When he met Coryell, Fouts was in his sixth NFL season, having never thrown for as many as 3,000 yards. In 1979, under Coryell, Fouts became just the second QB to pass for 4,000 yards in a season, setting an NFL mark with 4,082 through the air.
He broke his own record in each of the next two seasons, topping 4,800 in 1981. Today, we’re accustomed to seeing 4,000-yard passers, but more than four decades ago, it was shocking.
Amazingly, QBs back then were still largely unprotected from the violent defensive linemen aiming to break their bones. Yet, Fouts maintained his stature in the pocket and set records for pass attempts and completions. In 1979, San Diego became the first AFC team to pass the football more than they ran it for a full season.
In 1982, Fouts was named the AP Offensive Player of the Year, and he was in the top five in MVP voting four times.
“You can’t stop Dan Fouts,” said Jets head coach Ray Perkins after his team was scorched for three TDs and 444 yards by the San Diego Slinger in a 1980 game. “He’s smart, has great vision and (great) timing. Great field general. He’s the guy, the operator.”
The Receivers: Joiner, Jefferson, Winslow
When you’re doing all that passing, you need targets. Fouts had several great receivers at his disposal. In 1980, San Diego had three 1,000-yard receivers: Charlie Joiner, John Jefferson, and the big tight end Kellen Winslow.
The goggles-wearing Jefferson was an exciting playmaker and among the best leapers in the NFL. He topped 1,00 yards receiving and 10 TD catches in each of his first three seasons. His bookend teammate was the veteran Joiner, a cerebral athlete with an impeccable training regimen.
Called “Master Charlie” by his teammates, Joiner was known for his obsession with running perfect routes. Some also called Joiner “The Thinking Man’s Receiver.” An accountant for an oil company in the offseason, Joiner always paid attention to the details.
“You can’t ever be off by even one penny,” Joiner said. “I’m trained to be precise, and sometimes I think it pays off for me on the football field.”
Joiner was 32 in Coryell’s first full season in San Diego, but he quickly learned to love the new passing attack. He had 3,320 yards receiving from 1979-81.

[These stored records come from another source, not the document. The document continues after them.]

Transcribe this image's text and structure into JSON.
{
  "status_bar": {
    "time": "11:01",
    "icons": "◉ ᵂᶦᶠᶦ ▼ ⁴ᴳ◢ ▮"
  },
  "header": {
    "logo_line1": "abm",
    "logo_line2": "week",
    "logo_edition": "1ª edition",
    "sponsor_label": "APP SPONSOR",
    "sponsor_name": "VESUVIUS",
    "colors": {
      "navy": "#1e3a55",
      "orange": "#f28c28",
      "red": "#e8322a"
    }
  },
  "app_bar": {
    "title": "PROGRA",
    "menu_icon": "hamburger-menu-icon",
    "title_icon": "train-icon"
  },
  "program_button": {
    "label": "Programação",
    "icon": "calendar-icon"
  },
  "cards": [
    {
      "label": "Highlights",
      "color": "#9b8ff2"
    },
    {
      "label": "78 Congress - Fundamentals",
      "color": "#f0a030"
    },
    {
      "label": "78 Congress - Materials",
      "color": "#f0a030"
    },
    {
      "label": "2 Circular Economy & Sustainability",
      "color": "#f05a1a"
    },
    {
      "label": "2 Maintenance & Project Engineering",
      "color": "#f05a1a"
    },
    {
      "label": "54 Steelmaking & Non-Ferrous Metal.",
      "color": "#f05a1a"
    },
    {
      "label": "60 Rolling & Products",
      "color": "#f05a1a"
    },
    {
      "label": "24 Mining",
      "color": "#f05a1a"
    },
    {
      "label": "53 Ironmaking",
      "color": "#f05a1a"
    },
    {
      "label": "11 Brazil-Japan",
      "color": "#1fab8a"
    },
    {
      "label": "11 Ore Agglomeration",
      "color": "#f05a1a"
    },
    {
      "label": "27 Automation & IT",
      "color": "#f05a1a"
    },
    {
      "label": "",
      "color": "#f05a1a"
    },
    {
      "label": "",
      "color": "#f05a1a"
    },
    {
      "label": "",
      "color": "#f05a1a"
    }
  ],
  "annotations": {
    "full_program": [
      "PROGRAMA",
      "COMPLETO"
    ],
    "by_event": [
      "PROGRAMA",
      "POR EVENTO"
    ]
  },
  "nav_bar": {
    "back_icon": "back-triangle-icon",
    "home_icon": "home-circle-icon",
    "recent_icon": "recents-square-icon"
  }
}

The third big name receiver was Winslow, a freakish 6-foot-5 specimen who could outrun most wideouts. Helped by Coryell’s pioneering offensive sets, Winslow changed the way NFL teams used tight ends.
Fouts loved throwing to him, and Winslow led the league in receptions in 1980 and 1981. He was a five-time pro bowler who gave the Chargers a threat on inside routes, and created nightmarish matchups for undersized linebackers.
Coryell never took credit for Winslow’s success.
“If we’re asking Kellen to block a defensive end and not catch passes, I’m not a very good coach,” Coryell said.
Legacy of Air Coryell
The Chargers of the Air Coryell Era never went to a Super Bowl.
In four straight seasons, the Bolts were eliminated in the playoffs, twice in the AFC Championship Game. But we can never forget the way they played the game, even if a championship never came to be in Ron Burgundy’s favorite city.
Fouts, Joiner, and Winslow are in the Pro Football Hall of Fame. Somehow, Coryell, who passed away in 2010 at the age of 85, isn’t yet. In 2022, he was a finalist.
Every time a quarterback throws for 4,000 yards, or a team has multiple 1,000-yard receivers, or a tight end catches 140 passes (which Winslow did six times), we should think of Fouts and his merry receivers, and the head coach who drew up the plans to take football by air.